The labor legislation does not provide for specific rules governing the situations where employees are in fact engaged in employment relations without a written employment contract. With this regard, the constitutional court concluded that in these kinds of situations the rules on “Transactions” of the Civil Code shall apply pursuant to Article 1 §4 of the Civil Code.

Thus, according to Article 298 §1 of the Civil Code,  nonobservance of the simple written form of a transaction shall deprive the parties of the right, in case of a dispute, to rely for confirmation of the transaction and its terms upon the testimony of witnesses, but shall not deprive them of the right to adduce written and other evidence.
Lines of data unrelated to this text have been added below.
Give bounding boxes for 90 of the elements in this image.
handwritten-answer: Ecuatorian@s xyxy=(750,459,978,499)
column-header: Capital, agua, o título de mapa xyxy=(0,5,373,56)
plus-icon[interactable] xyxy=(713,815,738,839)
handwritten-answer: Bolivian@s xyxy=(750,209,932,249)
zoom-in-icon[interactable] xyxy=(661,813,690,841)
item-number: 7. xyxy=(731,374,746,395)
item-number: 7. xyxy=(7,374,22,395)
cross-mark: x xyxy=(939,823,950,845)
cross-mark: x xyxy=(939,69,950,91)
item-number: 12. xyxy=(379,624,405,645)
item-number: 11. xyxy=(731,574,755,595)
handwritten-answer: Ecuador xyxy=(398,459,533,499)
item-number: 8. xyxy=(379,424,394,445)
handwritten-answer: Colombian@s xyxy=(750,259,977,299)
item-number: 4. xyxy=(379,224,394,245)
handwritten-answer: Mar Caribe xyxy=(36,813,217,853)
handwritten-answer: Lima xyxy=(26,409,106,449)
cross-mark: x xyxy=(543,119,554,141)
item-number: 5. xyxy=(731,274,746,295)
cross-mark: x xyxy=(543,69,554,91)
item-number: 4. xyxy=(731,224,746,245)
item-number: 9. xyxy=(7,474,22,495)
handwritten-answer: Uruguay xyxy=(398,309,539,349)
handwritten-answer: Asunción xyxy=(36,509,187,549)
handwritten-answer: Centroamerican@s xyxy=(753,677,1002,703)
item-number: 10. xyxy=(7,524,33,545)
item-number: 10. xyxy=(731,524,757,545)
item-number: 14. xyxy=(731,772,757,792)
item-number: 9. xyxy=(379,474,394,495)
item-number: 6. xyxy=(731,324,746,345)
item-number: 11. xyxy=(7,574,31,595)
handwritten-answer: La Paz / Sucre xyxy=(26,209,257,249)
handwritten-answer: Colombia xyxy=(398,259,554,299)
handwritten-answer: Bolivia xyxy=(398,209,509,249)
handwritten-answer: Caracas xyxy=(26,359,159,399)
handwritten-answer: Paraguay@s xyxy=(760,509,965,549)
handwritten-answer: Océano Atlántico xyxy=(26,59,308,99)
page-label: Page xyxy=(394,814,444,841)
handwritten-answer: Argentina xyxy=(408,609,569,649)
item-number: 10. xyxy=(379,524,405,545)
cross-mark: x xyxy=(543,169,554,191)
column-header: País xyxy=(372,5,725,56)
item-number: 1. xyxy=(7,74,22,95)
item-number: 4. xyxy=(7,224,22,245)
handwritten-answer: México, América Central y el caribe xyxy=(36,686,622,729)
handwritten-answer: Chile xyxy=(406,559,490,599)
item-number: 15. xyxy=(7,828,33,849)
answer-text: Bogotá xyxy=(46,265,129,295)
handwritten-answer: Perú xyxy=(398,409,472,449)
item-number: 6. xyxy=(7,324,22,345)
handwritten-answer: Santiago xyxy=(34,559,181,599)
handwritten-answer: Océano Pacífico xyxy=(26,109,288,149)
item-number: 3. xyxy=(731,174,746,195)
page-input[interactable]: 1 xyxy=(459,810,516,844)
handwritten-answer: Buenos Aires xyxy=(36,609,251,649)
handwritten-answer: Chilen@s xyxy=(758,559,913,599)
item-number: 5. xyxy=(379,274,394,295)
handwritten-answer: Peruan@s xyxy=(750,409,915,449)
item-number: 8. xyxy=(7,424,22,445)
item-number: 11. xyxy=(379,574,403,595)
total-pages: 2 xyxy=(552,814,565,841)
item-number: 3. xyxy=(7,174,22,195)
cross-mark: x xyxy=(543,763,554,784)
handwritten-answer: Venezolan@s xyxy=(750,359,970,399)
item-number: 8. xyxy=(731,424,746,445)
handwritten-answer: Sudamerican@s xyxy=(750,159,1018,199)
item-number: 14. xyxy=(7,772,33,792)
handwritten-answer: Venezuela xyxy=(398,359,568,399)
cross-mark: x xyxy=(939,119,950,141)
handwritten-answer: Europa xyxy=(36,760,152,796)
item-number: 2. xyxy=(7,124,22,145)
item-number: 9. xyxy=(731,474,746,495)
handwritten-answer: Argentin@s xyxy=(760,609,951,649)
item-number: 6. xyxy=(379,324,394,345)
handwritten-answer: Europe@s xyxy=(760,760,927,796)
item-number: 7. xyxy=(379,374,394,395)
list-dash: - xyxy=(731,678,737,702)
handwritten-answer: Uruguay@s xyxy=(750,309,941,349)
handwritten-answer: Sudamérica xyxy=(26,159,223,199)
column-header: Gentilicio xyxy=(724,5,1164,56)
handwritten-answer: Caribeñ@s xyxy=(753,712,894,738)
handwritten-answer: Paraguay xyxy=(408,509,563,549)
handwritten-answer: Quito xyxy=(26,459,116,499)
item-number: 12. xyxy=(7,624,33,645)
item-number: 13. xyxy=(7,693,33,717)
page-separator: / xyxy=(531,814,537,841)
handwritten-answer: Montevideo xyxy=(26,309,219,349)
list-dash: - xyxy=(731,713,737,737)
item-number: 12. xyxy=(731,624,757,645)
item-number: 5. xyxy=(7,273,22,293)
The purpose of this rule is the simplification of the process of proving the existence of a particular agreement and its terms between the parties. Therefore, taking into account the principle of the freedom to contract, the failure to comply with the technical requirement to conclude a contract in a particular form, does not automatically deprive the party to a contract of the right to prove the existence of the transaction and its terms, but makes it difficult to prove certain facts which is the negative consequence for not complying with the requirement set forth in the law.

The combined analysis of the Armenian legislation with the international practice confirms that in particular circumstances where sufficient evidence exists proving that the person performed duties of an employee, that person shall be entitled to the payment proportionate to his or her work.

Deviation from this approach would result in ignorance of the obligation of employers to conclude written employment contracts and would violate the rights of employees.

The position taken by the Civil Court of Appeal, according to which the absence of an employment contract deprives the employee of the right to prove the existence of employment relations with other evidence, contradicts the reasoning provided above.

Based on the aforementioned reasoning, the Constitutional Court came to the following conclusions:

  1. Article 14 of the Labor Code is compatible with the Constitution of the Republic of Armenia,
  2. Article 14 of the Labor Code did not, in cases where no written employment contract was concluded, rule out the possibility of proving the existence of employment relations and its terms, provided other sufficient evidence exists.
  3. The final decision delivered in the case of Galust Shirinyan /the applicant/ is subject to revision under a new circumstance.